LONDON— Bank of Uganda sold Crane Bank Limited to dfcu limited transparently, a High Court in London, United Kingdom has ruled in a $211 million dispute involved Ugandan parties.
In the case Crane Bank Ltd. and others v. DFCU Bank Ltd. and others, case number CL-2020-000859, in the High Court of Justice of England and Wales—read on October 7, 2022, Lord Pelling QC sitting in London exonerated both dfcu and BoU of wrong doing.
He ruled that BoU is justified in performing their oversight role enshrined in Uganda’s constitution especially following several red flags and warnings it had brought to Crane Bank’s notice against wrong doings.
dfcu on the other hand was cleared of the alleged connivance to buy CBL assets at undervalued rate.
“In my judgment, therefore, whether a claim in conspiracy could succeed would depend on the detailed facts, as would the applicability of the MCA Records Principle, assuming that it applies to conspiracy at all. So far as this last point is concerned, there are at least two reasons why it is at least realistically arguable that it should not.” Judge Pelling QC stated
Crane Bank Ltd. and half a dozen shareholders represented by Hannah Brown QC, David Caplan and Ben Lewy of One Essex Court, instructed by Greenberg Traurig LLP had accused dfcu limited, its executives and four development finance institutions of taking part in a fraudulent scheme to buy the lender’s assets in January 2017 as part of a sham bidding process.
CBL and it’s shareholders had told the english court that the bank, which was closed in 2016, was illegally stripped of its assets in a corrupt scheme by government ministers working with the central bank under late governor Tumusiime Mutebile and his deputy Dr. Louis Kasekende.
But DFCU Bank and its parent company— represented by Joe Smouha QC and Jackie McArthur of Essex Court Chambers, instructed by Freshfields Bruckhaus Deringer LLP denied at the hearing that it “turned a blind eye” to wrongdoing by the Bank of Uganda, saying that the central bank did “what central banks are supposed to do” to protect taxpayers when it took over CBL.
The Central Bank maintains that CBL was undercapitalized and had run out of cash, a liquidity crisis that required intervention to prevent a run on its deposits.
dfcu lawyers argued that because BoU acted “in the lawful exercise of foreign governmental powers” when seizing control of CBL, under the foreign acts of state doctrine, the court needed to treat that action as “valid and lawful.”
Under the legal principle, English courts cannot question the legality of the acts of a foreign state, specifically in this case on the matter of the state seizing property, dfcu lawyers told Mark Pelling QC, sitting as a High Court judge.
dfcu further argued that if the court were to treat what the BoU did as lawful, then the lawsuit stemming from the bank’s actions had no “real prospect of success.”

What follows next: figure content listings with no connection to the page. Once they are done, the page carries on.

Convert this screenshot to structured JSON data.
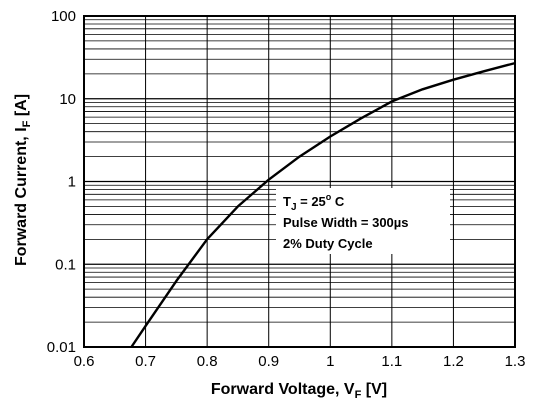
{
  "chart_data": {
    "type": "line",
    "xlabel": {
      "main": "Forward Voltage, V",
      "sub": "F",
      "unit": " [V]"
    },
    "ylabel": {
      "main": "Forward Current, I",
      "sub": "F",
      "unit": " [A]"
    },
    "xlim": [
      0.6,
      1.3
    ],
    "ylim": [
      0.01,
      100
    ],
    "yscale": "log",
    "grid": true,
    "x_ticks": [
      "0.6",
      "0.7",
      "0.8",
      "0.9",
      "1",
      "1.1",
      "1.2",
      "1.3"
    ],
    "y_ticks": [
      "0.01",
      "0.1",
      "1",
      "10",
      "100"
    ],
    "series": [
      {
        "x": [
          0.677,
          0.7,
          0.75,
          0.8,
          0.85,
          0.9,
          0.95,
          1.0,
          1.05,
          1.1,
          1.15,
          1.2,
          1.25,
          1.3
        ],
        "y": [
          0.01,
          0.018,
          0.063,
          0.2,
          0.5,
          1.05,
          2.0,
          3.5,
          5.8,
          9.3,
          13.0,
          17.0,
          21.5,
          27.0
        ]
      }
    ],
    "annotation": {
      "tj_main": "T",
      "tj_sub": "J",
      "tj_rest": " = 25",
      "tj_sup": "o",
      "tj_unit": " C",
      "pulse": "Pulse Width = 300µs",
      "duty": "2% Duty Cycle"
    }
  }
}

In their defence, CBL lawyers urged that it was pushed into receivership with little advance warning in early 2016 by the BoU for allegedly falling short of financial health standards and failing to secure tens of millions of dollars in emergency funding.
The lawsuit, which targeted 15 individuals and businesses, had alleged the CBL was the victim of a scheme by senior Ugandan officials to seize control of a major bank and offer it to CEFC China Energy, a Chinese energy conglomerate.
But after the deal fell apart, the bank’s assets were put up for bid, with CBL’s assets being intentionally undervalued, according to the claim.
The lawsuit had also targeted Dutch lender Rabo Development and NorFinance, a Norwegian development financial institution, which agreed to provide dfcu with the capital needed to complete the transactions.
NorFinance and Rabo Development had each owned a 27.5% stake in dfcu until December 2016 and appointed directors to its board.
Their stakes were transferred to Arise BV, a Dutch investment company co-owned by Rabobank and others, in January 2017.
The case also targeted dfcu executives, directors, and individuals at the development institutions as well as Albert Jonkergouw, Rabobank’s director in Africa.
In his ruling, Justice Mark Pelling QC, also exonerated
dfcu executives, reasoning that they acted as directors for the bank.
The Supreme Court of Uganda had dismissed the case against the Crane Bank owners Sudhir Ruparelia and Meera Investments, at all levels on technical grounds, not their proof of innocence in regard to the alleged offences for which BOU acted.
The Court of Appeal had also ruled in 2021 that CBL’s receivership ended in January 2018, a decision that would restore control to the bank’s board.
The case has also been appealed to the Supreme Court.